Class 9 - introduction to machine learning concepts, relation to causal inference with linear models.
Class 10 - machine learning with non-linear models.

Course Outline

Date	Class	Content I	Content II	Application
Tuesday, 30 August 2022	Class 1 - AM	Intro to Programming	Python basics	Setting up the Python environment
Tuesday, 30 August 2022	Class 2 - PM	Python basics	Functions & conditionals	Working with notebooks
Wednesday, 31 August 2022	Class 3	Lists, strings and dictionaries	Loops and list comprehensions
Thursday, 1 September 2022	Class 4	Recap: lists, strings and dictionaries	Loops	Nested loops: in the casino
Friday, 2 September 2022	Class 5	Data assignment	Data assignment	Chicago city employee data
Tuesday, 6 September 2022	Class 6	NumPy	Introduction to Pandas	Wine ratings & crime data
Wednesday, 7 September 2022	Class 7	More advanced Pandas	Merging with Pandas	Chicago city employee data
Thursday, 8 September 2022	Class 8	Text as Data	Sentiment analysis	Twitter as data
Friday, 9 September 2022	Class 9 - AM	Introduction to machine learning - linear model	Applied machine learning task	House price data
Friday, 9 September 2022 PM	Class 10 - PM	Machine learning: non-linear models	Applied machine learning: Random Forests and XGBoost	House price data: better predictions?

Resource list

Programming, Numpy and Pandas

There is not an assigned textbook for this course, but Automate the Boring Stuff in Python is a well written, free resource.

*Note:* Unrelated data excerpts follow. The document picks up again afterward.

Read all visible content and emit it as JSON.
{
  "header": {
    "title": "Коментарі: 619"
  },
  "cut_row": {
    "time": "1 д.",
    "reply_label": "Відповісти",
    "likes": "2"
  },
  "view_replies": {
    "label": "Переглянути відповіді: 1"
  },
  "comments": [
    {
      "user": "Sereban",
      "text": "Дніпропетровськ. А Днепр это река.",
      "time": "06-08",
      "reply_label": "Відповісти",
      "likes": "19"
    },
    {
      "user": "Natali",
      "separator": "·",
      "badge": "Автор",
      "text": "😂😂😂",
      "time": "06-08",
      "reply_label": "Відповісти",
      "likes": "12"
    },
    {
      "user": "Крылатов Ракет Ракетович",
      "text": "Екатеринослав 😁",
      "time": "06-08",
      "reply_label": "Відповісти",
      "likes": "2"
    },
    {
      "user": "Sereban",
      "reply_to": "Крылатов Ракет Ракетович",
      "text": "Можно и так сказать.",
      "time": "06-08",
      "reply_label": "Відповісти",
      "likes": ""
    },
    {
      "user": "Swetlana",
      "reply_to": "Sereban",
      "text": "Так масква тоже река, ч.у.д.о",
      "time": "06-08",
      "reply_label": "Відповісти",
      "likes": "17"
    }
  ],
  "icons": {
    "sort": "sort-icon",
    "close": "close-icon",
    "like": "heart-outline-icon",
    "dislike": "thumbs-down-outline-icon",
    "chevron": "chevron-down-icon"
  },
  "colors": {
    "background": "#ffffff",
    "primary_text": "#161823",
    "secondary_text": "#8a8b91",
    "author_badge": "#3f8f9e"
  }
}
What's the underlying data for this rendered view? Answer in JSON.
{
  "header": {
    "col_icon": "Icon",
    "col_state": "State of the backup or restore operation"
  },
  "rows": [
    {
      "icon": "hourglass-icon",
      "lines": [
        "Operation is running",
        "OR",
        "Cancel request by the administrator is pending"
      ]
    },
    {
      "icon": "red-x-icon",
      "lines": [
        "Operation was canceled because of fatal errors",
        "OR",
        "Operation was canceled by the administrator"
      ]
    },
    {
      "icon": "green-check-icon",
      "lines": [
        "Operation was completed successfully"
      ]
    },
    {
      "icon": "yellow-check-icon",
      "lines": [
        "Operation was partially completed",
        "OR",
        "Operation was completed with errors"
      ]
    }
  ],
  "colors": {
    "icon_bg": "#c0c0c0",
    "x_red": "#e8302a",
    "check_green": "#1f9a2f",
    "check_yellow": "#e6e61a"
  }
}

It will cover everything we discuss in class, at least the Python side, and allow you to dive as deep as you wish into the language.
I’m grateful to Eric Potash for his 30550 course at the University of Chicago, which provided a useful basis for the material presented in this course, and some of the assigned Problem Sets.
- We didn’t have time to cover the Split-Apply-Combine paradigm. This is covered well in the official Pandas documentation, and Problem Set 7b is available for you to practice this.
For more fundamental programming instruction, Google’s Kaggle Python and Pandas courses are excellent, as are the rest of their learning materials.

Text as Data

Chris Bail (Duke) provides an excellent course in Data Scraping and Text Analysis.
- His undergraduate level course Data Science and Society provides a useful accompaniment, and his graduate level Computational Social Science extends the topics we have discussed.
The courses above use R, I also recommend the R oriented Text Mining with R as a useful reference resource . Now we have worked to understand Python and programming as an abstract concept, it will be simple for you to transition to R if you wish.

Machine Learning

An Introduction to Statistical Learning (2021, James et al.) is the basis of the material I presented.
LSE’s ME314, Introduction to Data Science and Machine Learning, uses this book as a basis, and is an excellent adaption and extension. The course as a whole goes further than we were able to, and is clearly presented with many useful assignments.
The mathematics and statistics used may be a barrier to understanding the material.
- If you’re interested in developing these skills Sydsaeter et al’s (2008) Essential & Further Mathematics for Economic Analysis and Miller & Miller’s (2021) John E. Freund’s Mathematical Statistics with Applications are my preferred resources for mathematics and statistics respectively.
- As an aside, to link this topic more formally to the econometrics we’ve covered in PP455, Bruce Hansen’s (2022) Econometrics is a well written, rigorous presentation of the material.

Other resources

Chen et al’s (2021) Data Science for Public Policy touches on and expands upon the major beats we were able to cover in this course. It also covers some interesting qualitative aspects of the use of data science in a public policy setting.